La via nera, Black road, è il subdolo fenomeno di editori “predatori” che strumentalizzano l’OA per creare un mercato parallelo, spesso un modello editoriale che rasenta la truffa.
Nonostante la crescente sensibilità sul tema, oggi le pubblicazioni OA non superano il 20% dell’intera produzione scientifica mondiale.
Attualmente manca ancora, soprattutto da parte degli autori, la conoscenza dei vantaggi che comporta pubblicare OA, ma sono allo studio modelli economici alternativi per sostenere soluzioni che portino vantaggi a tutti i diversi attori coinvolti: enti finanziatori, editori e ricercatori.

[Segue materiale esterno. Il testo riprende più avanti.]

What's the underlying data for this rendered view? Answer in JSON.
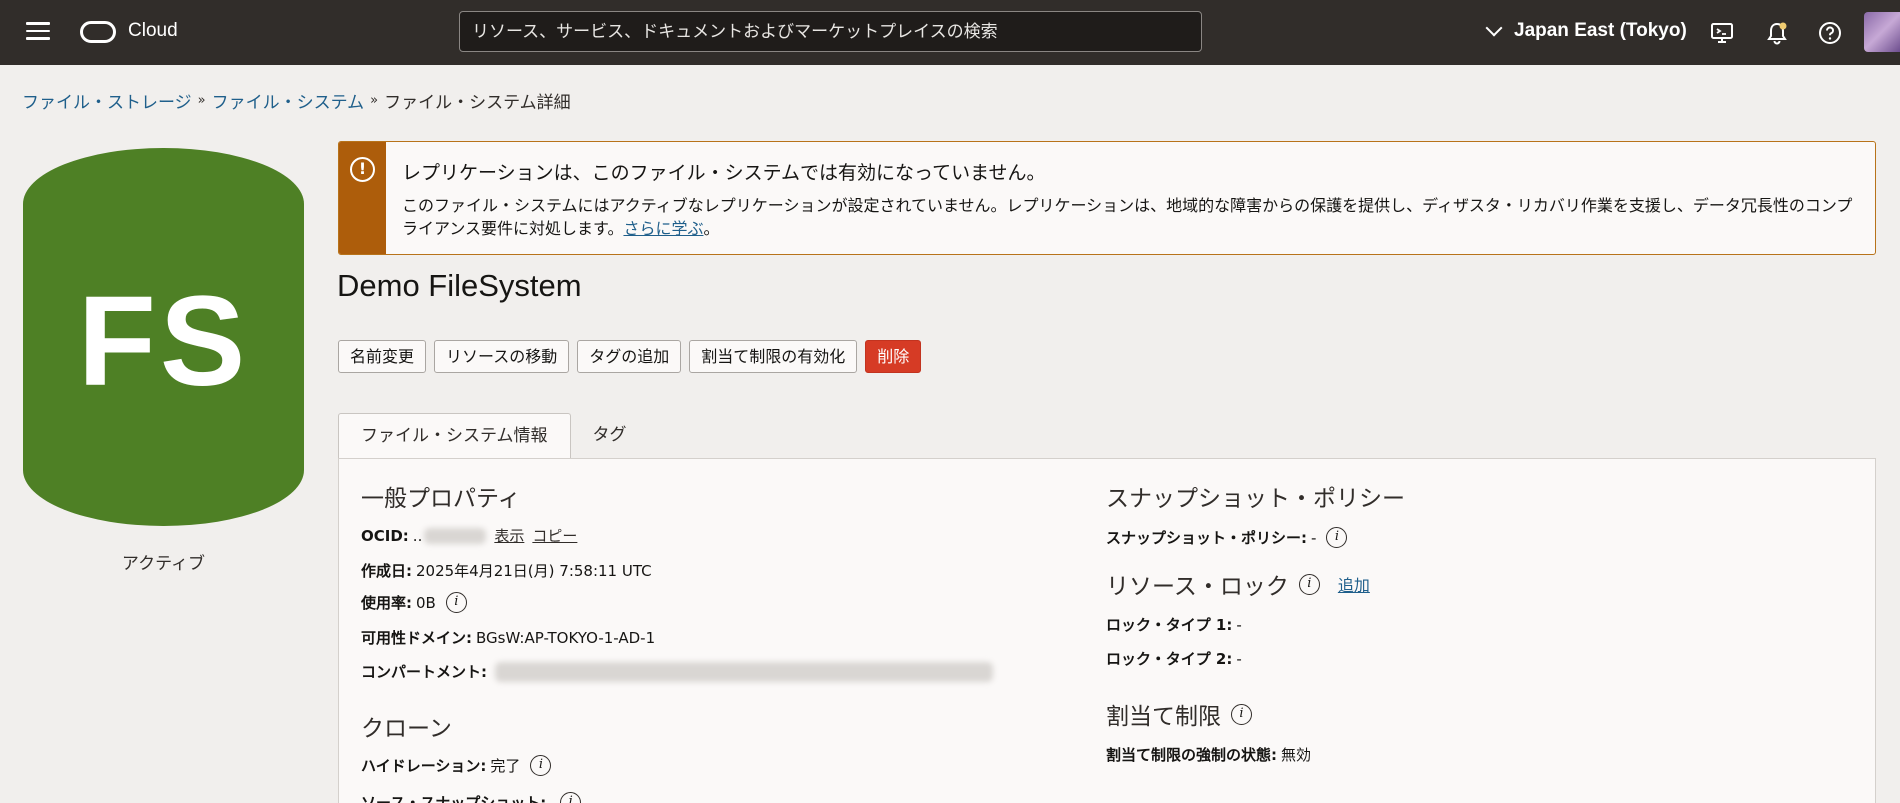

All’interno di tali scenari la produzione scientifica in ambito infermieristico è ampiamente coinvolta, di particolare interesse è la rivista OA BMC Nursing http://www.biomedcentral.com/bmcnurs, peer-reviewed che pubblica articoli su tutti gli aspetti della ricerca infermieristica, la formazione, l'educazione e la pratica. Si ritrovano inoltre interessanti articoli in altre riviste del gruppo BMC: BMC Medical education, BMC Health Services Research, BMC Palliative care, etc.
Miti da sfatare e sfide aperte incombono tuttora sull’OA, ma auspichiamo «(…) che l’Open Access possa rappresentare il futuro della comunicazione scientifica, riportandola alla sua iniziale natura di conversazione aperta fra pari» [Elena Giglia, Università degli studi di Torino, 2007].